McLaren Formula 1 boss Andreas Seidl says there are “no grounds” for a protest against Racing Point’s ‘pink Mercedes’ but hopes for clarification on such designs for the future.
Racing Point’s 2020 car bears a clear resemblance to last year’s title-winning Mercedes as the team has admitted to moving away from its own aerodynamic philosophy to replicate that of its engine and gearbox supplier.
However, Racing Point has always insisted it did nothing wrong and just used images of the W10 to study it as best as possible, claiming it had access to no more information than any other team did.
There was a suggestion in the build-up to the Australian Grand Prix that a protest was imminent, following Racing Point’s strong form in pre-season testing and an expectation it would be a clear best-of-the-rest in F1’s midfield.
The cancellation of the Australian GP and suspension of the season meant that issue has been on the backburner.
In Austria on Friday McLaren boss Seidl said it was unlikely that Racing Point would be found guilty of any wrongdoing.

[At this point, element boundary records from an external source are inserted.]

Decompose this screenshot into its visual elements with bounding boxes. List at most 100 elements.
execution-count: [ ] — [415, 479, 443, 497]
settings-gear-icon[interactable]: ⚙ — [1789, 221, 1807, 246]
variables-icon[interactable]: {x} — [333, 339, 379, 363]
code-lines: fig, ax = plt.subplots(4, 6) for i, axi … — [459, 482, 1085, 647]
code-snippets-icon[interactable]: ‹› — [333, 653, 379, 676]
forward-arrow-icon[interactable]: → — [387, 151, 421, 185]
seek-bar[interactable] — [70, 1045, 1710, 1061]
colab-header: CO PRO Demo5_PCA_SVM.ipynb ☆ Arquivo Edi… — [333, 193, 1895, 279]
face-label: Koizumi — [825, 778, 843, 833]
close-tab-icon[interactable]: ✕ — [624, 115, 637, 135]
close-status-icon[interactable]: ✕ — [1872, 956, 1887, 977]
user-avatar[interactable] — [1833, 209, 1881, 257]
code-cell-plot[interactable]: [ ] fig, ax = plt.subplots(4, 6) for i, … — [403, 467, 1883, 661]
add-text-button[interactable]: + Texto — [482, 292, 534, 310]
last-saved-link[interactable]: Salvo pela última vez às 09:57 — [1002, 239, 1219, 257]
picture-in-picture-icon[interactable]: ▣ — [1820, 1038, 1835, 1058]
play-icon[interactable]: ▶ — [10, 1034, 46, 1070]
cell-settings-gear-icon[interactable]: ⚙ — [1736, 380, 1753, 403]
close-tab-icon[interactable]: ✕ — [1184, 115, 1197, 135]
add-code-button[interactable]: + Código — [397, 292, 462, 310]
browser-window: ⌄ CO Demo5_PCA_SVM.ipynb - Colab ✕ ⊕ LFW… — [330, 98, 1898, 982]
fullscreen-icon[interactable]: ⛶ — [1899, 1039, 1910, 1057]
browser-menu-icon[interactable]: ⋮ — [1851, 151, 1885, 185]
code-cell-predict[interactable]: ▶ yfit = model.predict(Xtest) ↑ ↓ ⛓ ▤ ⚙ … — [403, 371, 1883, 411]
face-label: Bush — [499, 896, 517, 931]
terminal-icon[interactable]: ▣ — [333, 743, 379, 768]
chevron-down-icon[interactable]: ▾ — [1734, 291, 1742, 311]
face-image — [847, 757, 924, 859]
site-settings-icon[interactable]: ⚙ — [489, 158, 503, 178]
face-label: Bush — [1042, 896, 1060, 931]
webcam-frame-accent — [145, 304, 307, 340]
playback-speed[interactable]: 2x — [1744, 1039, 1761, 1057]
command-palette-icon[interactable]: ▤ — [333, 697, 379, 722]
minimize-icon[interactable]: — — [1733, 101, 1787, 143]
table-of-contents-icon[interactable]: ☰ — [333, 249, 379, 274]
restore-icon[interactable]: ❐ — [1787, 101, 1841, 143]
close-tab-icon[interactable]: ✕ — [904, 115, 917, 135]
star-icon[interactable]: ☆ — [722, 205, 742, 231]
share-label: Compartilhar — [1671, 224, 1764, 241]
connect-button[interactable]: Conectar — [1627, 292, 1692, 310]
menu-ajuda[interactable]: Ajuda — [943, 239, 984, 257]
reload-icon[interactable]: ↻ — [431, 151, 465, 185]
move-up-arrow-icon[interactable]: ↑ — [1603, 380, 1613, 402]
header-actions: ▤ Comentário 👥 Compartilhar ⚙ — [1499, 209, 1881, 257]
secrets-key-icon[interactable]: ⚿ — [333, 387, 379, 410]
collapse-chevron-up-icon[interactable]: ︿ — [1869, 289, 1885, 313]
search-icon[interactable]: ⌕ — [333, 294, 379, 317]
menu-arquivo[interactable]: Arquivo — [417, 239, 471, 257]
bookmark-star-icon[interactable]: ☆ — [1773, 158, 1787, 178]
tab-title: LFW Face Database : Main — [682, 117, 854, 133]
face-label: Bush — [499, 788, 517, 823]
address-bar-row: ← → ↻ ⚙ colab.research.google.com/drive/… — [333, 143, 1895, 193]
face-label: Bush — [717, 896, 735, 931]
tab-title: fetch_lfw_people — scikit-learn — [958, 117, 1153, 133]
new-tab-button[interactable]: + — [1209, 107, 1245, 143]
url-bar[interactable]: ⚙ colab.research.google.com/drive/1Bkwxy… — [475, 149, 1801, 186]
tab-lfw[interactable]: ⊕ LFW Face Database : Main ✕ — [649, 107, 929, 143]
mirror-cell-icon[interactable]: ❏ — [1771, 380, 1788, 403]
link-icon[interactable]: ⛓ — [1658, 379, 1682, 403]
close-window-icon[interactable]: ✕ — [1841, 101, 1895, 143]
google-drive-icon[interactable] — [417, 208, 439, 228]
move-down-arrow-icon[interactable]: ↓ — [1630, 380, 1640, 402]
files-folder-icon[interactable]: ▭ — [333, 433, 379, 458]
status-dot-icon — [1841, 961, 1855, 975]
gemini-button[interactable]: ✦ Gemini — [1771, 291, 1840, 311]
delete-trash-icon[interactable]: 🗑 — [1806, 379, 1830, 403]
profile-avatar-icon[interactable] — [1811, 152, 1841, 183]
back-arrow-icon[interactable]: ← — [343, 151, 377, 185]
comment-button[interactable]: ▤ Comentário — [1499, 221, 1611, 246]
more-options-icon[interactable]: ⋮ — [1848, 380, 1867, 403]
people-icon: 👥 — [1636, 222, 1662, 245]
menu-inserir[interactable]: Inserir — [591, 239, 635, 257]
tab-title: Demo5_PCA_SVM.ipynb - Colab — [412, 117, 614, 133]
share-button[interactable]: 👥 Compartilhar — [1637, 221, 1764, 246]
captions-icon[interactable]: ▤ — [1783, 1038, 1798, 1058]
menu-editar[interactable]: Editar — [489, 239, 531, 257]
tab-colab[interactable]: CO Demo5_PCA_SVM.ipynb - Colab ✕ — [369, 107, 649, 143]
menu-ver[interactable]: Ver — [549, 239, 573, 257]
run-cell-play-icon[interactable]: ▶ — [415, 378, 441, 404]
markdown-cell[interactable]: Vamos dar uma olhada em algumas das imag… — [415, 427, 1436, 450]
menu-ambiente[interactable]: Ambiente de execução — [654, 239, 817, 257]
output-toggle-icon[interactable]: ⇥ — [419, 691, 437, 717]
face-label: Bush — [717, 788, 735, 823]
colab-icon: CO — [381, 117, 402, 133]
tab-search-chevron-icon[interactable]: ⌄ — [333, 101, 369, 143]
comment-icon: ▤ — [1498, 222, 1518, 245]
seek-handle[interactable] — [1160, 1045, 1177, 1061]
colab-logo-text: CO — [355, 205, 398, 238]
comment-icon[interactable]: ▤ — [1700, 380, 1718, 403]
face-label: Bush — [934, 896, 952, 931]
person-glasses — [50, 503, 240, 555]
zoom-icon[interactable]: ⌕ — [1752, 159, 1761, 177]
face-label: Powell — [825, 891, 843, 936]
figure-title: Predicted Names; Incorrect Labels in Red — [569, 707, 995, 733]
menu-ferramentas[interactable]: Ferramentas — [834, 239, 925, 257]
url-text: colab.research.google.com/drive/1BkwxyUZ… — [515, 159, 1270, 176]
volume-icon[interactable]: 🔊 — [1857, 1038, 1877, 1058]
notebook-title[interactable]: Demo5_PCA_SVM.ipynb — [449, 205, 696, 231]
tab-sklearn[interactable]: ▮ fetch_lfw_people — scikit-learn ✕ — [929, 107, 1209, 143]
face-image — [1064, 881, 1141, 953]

“I can only speak for ourselves,” said Seidl when asked by The Race if McLaren or another team would consider action like a protest.
“Do I like it? Of course I don’t like it” :: Andreas Seidl
“On our side there is absolutely no intention to launch any protest, because I think also there’s no grounds for that.
“Mercedes and Racing Point have chosen to go down this route, which to be honest I think there’s also room within the regulations to do what they did.”
Earlier this year Renault F1 boss Cyril Abiteboul said pre-season issues including the Racing Point car design had not been forgotten but were just “sidelined” by the coronavirus crisis.
He specifically said “we will be thinking and talking about Racing Point legality later”.
It is possible that a protest could be lodged with no realistic expectation of a Racing Point punishment, but rather to get clarification from the rulemakers over what is and is not allowed.
He pointed to the rules that allow Racing Point to use Mercedes’ windtunnel – as long as there is no specific transfer of information – facilitating teams working closely together, even though he does not like such a partnership.
Racing Point will not be able to replicate an old Mercedes in 2022 when new technical rules come into force – by which time that team, and McLaren, could have their own new windtunnels in operation.
“Do I like it? Of course I don’t like it,” said Seidl.
“But at the same time if it’s possible within the regulations to do something like that, to have this kind of cooperation in terms of sharing windtunnel technology and so on, there’s no reason to complain.
“I simply think it’s important for Formula 1 to put out further clarifications towards the future to make sure that there’s a certain limitation of what it can do.
“We also have a lot of respect for what Racing Point is doing. We have seen in the past that they are a great team, which was always quite successful also with restricted resources.
“And in the end, I’d prefer to focus on ourselves.
“We know exactly what we have to do on our side on McLaren’s side in order to make the next steps.
“And that’s where I use my energy on, to help with the team.”